I had a question regarding performance of functions in general which act or use DataFrames. Let say I read in a csv file into a DataFrame in a my main program (code). Then I declare a function which uses such Dataframe. Does it matter performance wise whether I pass the DataFrame as an argument or just reference it directly inside the function (its on a global scope).

thanks a lot,
Miguel.

It is not fully clear what you mean by “I pass the DataFrame as a function”. Do you mean that you pass just DataFrame constructor and create a data frame inside a function.

Having said that, whatever option you choose it should not impact the performance significantly.

I think the question is whether it is better to pass the dataframe as an argument into the function, or to reference it as a global variable inside the function.

It is definitely better practice to pass it as an argument, global variables (except constants) should be avoided in general.

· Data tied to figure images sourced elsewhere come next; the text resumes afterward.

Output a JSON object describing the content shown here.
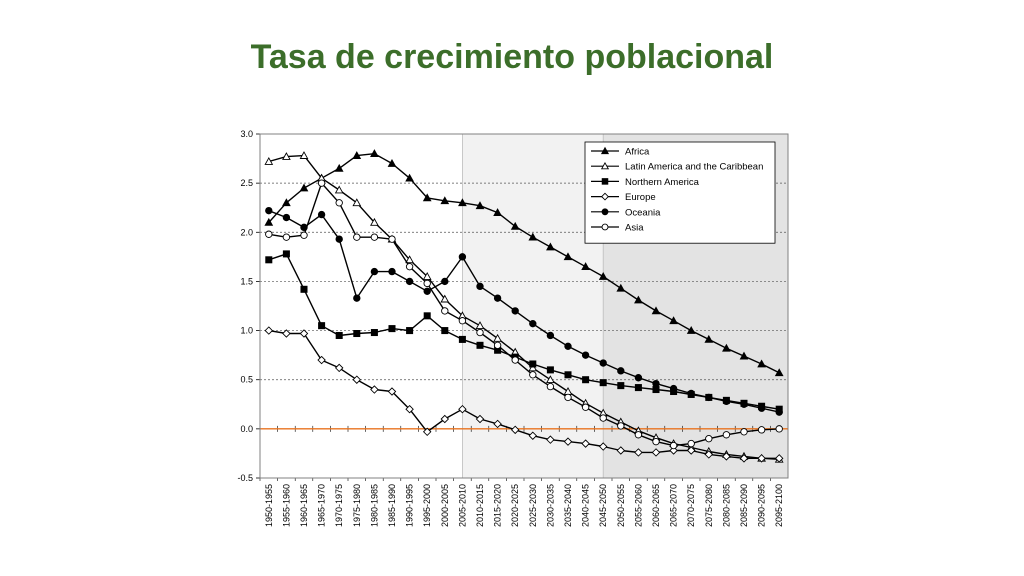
{
  "slide": {
    "title": "Tasa de crecimiento poblacional"
  },
  "colors": {
    "title": "#3c6e2a",
    "zero_line": "#e8731f",
    "shade_light": "#f2f2f2",
    "shade_dark": "#e3e3e3",
    "series": "#000000"
  },
  "chart_data": {
    "type": "line",
    "title": "",
    "xlabel": "",
    "ylabel": "",
    "ylim": [
      -0.5,
      3.0
    ],
    "yticks": [
      "3.0",
      "2.5",
      "2.0",
      "1.5",
      "1.0",
      "0.5",
      "0.0",
      "-0.5"
    ],
    "ytick_values": [
      3.0,
      2.5,
      2.0,
      1.5,
      1.0,
      0.5,
      0.0,
      -0.5
    ],
    "grid": "horizontal-dashed",
    "legend_position": "top-right",
    "reference_line": 0.0,
    "shaded_ranges": [
      {
        "from": "2005-2010",
        "to": "2045-2050",
        "shade": "light"
      },
      {
        "from": "2045-2050",
        "to": "2095-2100",
        "shade": "dark"
      }
    ],
    "categories": [
      "1950-1955",
      "1955-1960",
      "1960-1965",
      "1965-1970",
      "1970-1975",
      "1975-1980",
      "1980-1985",
      "1985-1990",
      "1990-1995",
      "1995-2000",
      "2000-2005",
      "2005-2010",
      "2010-2015",
      "2015-2020",
      "2020-2025",
      "2025-2030",
      "2030-2035",
      "2035-2040",
      "2040-2045",
      "2045-2050",
      "2050-2055",
      "2055-2060",
      "2060-2065",
      "2065-2070",
      "2070-2075",
      "2075-2080",
      "2080-2085",
      "2085-2090",
      "2090-2095",
      "2095-2100"
    ],
    "series": [
      {
        "name": "Africa",
        "marker": "triangle-filled",
        "values": [
          2.1,
          2.3,
          2.45,
          2.55,
          2.65,
          2.78,
          2.8,
          2.7,
          2.55,
          2.35,
          2.32,
          2.3,
          2.27,
          2.2,
          2.06,
          1.95,
          1.85,
          1.75,
          1.65,
          1.55,
          1.43,
          1.31,
          1.2,
          1.1,
          1.0,
          0.91,
          0.82,
          0.74,
          0.66,
          0.57
        ]
      },
      {
        "name": "Latin America and the Caribbean",
        "marker": "triangle-open",
        "values": [
          2.72,
          2.77,
          2.78,
          2.55,
          2.43,
          2.3,
          2.1,
          1.93,
          1.72,
          1.55,
          1.32,
          1.15,
          1.05,
          0.92,
          0.78,
          0.62,
          0.5,
          0.38,
          0.26,
          0.16,
          0.07,
          -0.02,
          -0.09,
          -0.15,
          -0.19,
          -0.23,
          -0.26,
          -0.28,
          -0.3,
          -0.31
        ]
      },
      {
        "name": "Northern America",
        "marker": "square-filled",
        "values": [
          1.72,
          1.78,
          1.42,
          1.05,
          0.95,
          0.97,
          0.98,
          1.02,
          1.0,
          1.15,
          1.0,
          0.91,
          0.85,
          0.8,
          0.73,
          0.66,
          0.6,
          0.55,
          0.5,
          0.47,
          0.44,
          0.42,
          0.4,
          0.38,
          0.35,
          0.32,
          0.29,
          0.26,
          0.23,
          0.2
        ]
      },
      {
        "name": "Europe",
        "marker": "diamond-open",
        "values": [
          1.0,
          0.97,
          0.97,
          0.7,
          0.62,
          0.5,
          0.4,
          0.38,
          0.2,
          -0.03,
          0.1,
          0.2,
          0.1,
          0.05,
          -0.01,
          -0.07,
          -0.11,
          -0.13,
          -0.15,
          -0.18,
          -0.22,
          -0.24,
          -0.24,
          -0.22,
          -0.22,
          -0.26,
          -0.28,
          -0.3,
          -0.3,
          -0.3
        ]
      },
      {
        "name": "Oceania",
        "marker": "circle-filled",
        "values": [
          2.22,
          2.15,
          2.05,
          2.18,
          1.93,
          1.33,
          1.6,
          1.6,
          1.5,
          1.4,
          1.5,
          1.75,
          1.45,
          1.33,
          1.2,
          1.07,
          0.95,
          0.84,
          0.75,
          0.67,
          0.59,
          0.52,
          0.46,
          0.41,
          0.36,
          0.32,
          0.28,
          0.25,
          0.21,
          0.17
        ]
      },
      {
        "name": "Asia",
        "marker": "circle-open",
        "values": [
          1.98,
          1.95,
          1.97,
          2.5,
          2.3,
          1.95,
          1.95,
          1.93,
          1.65,
          1.48,
          1.2,
          1.1,
          0.98,
          0.85,
          0.7,
          0.55,
          0.43,
          0.32,
          0.22,
          0.11,
          0.03,
          -0.06,
          -0.13,
          -0.17,
          -0.15,
          -0.1,
          -0.06,
          -0.03,
          -0.01,
          0.0
        ]
      }
    ]
  }
}
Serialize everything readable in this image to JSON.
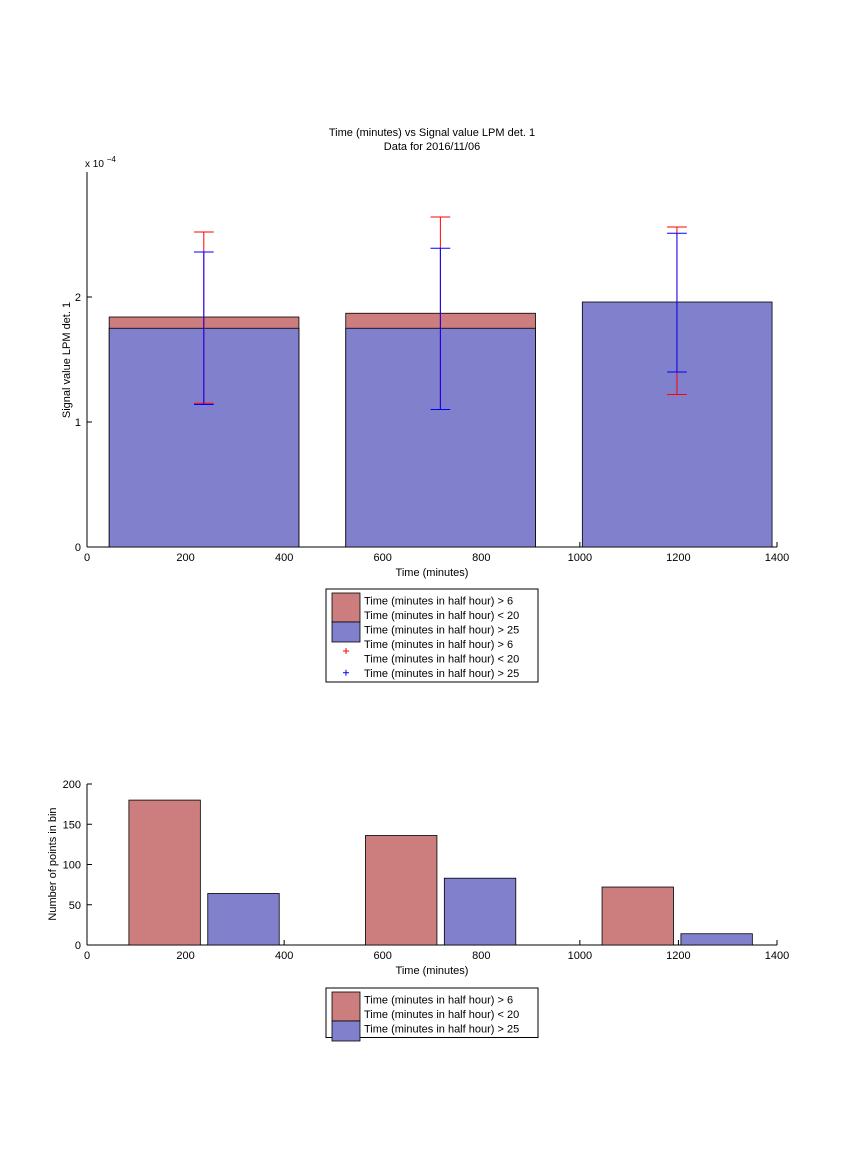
{
  "colors": {
    "red_bar": "#cc7e7e",
    "blue_bar": "#8080cc",
    "red_err": "#ff0000",
    "blue_err": "#0000ff"
  },
  "chart_data": [
    {
      "type": "bar",
      "title": "Time (minutes) vs Signal value LPM det. 1",
      "subtitle": "Data for 2016/11/06",
      "xlabel": "Time (minutes)",
      "ylabel": "Signal value LPM det. 1",
      "y_exponent": "x 10",
      "y_exponent_power": "−4",
      "xlim": [
        0,
        1400
      ],
      "ylim": [
        0,
        3
      ],
      "xticks": [
        "0",
        "200",
        "400",
        "600",
        "800",
        "1000",
        "1200",
        "1400"
      ],
      "yticks": [
        "0",
        "1",
        "2"
      ],
      "bars": [
        {
          "x0": 45,
          "x1": 430,
          "red_value": 1.84,
          "blue_value": 1.75
        },
        {
          "x0": 525,
          "x1": 910,
          "red_value": 1.87,
          "blue_value": 1.75
        },
        {
          "x0": 1005,
          "x1": 1390,
          "red_value": 0,
          "blue_value": 1.96
        }
      ],
      "errorbars": [
        {
          "series": "red",
          "x": 237,
          "low": 1.15,
          "high": 2.52
        },
        {
          "series": "blue",
          "x": 237,
          "low": 1.14,
          "high": 2.36
        },
        {
          "series": "red",
          "x": 717,
          "low": 1.1,
          "high": 2.64
        },
        {
          "series": "blue",
          "x": 717,
          "low": 1.1,
          "high": 2.39
        },
        {
          "series": "red",
          "x": 1197,
          "low": 1.22,
          "high": 2.56
        },
        {
          "series": "blue",
          "x": 1197,
          "low": 1.4,
          "high": 2.51
        }
      ],
      "error_cap_half_width": 20,
      "legend": {
        "placement": "below",
        "entries": [
          {
            "kind": "bar",
            "color": "red",
            "lines": [
              "Time (minutes in half hour) > 6",
              "Time (minutes in half hour) < 20"
            ]
          },
          {
            "kind": "bar",
            "color": "blue",
            "lines": [
              "Time (minutes in half hour) > 25"
            ]
          },
          {
            "kind": "marker",
            "color": "red",
            "lines": [
              "Time (minutes in half hour) > 6",
              "Time (minutes in half hour) < 20"
            ]
          },
          {
            "kind": "marker",
            "color": "blue",
            "lines": [
              "Time (minutes in half hour) > 25"
            ]
          }
        ]
      }
    },
    {
      "type": "bar",
      "xlabel": "Time (minutes)",
      "ylabel": "Number of points in bin",
      "xlim": [
        0,
        1400
      ],
      "ylim": [
        0,
        200
      ],
      "xticks": [
        "0",
        "200",
        "400",
        "600",
        "800",
        "1000",
        "1200",
        "1400"
      ],
      "yticks": [
        "0",
        "50",
        "100",
        "150",
        "200"
      ],
      "bars": [
        {
          "series": "red",
          "x0": 85,
          "x1": 230,
          "value": 180
        },
        {
          "series": "blue",
          "x0": 245,
          "x1": 390,
          "value": 64
        },
        {
          "series": "red",
          "x0": 565,
          "x1": 710,
          "value": 136
        },
        {
          "series": "blue",
          "x0": 725,
          "x1": 870,
          "value": 83
        },
        {
          "series": "red",
          "x0": 1045,
          "x1": 1190,
          "value": 72
        },
        {
          "series": "blue",
          "x0": 1205,
          "x1": 1350,
          "value": 14
        }
      ],
      "legend": {
        "placement": "below",
        "entries": [
          {
            "kind": "bar",
            "color": "red",
            "lines": [
              "Time (minutes in half hour) > 6",
              "Time (minutes in half hour) < 20"
            ]
          },
          {
            "kind": "bar",
            "color": "blue",
            "lines": [
              "Time (minutes in half hour) > 25"
            ]
          }
        ]
      }
    }
  ]
}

Whether it impacts performance in your particular case is hard to say without more detail, but passing it as an argument is either as fast or faster, and possibly much faster.

4 Likes

DataFrame is type unstable, so the performance should not be affected as I have commented above.
(passing it to a function might give time improvement of nanosecond order as it will avoid dynamic dispatch in the function scope, but it will not be noticeable in practice)

However, what @DNF comments it indeed a valid general recommendation in Julia and should be followed.

1 Like

Thanks a lot. I know that avoiding global variables is good practice but I was having trouble sending dataframes to different workers with pmap() and I got it working if I instead declared the dataframes everywhere and get the functions to access it at every worker.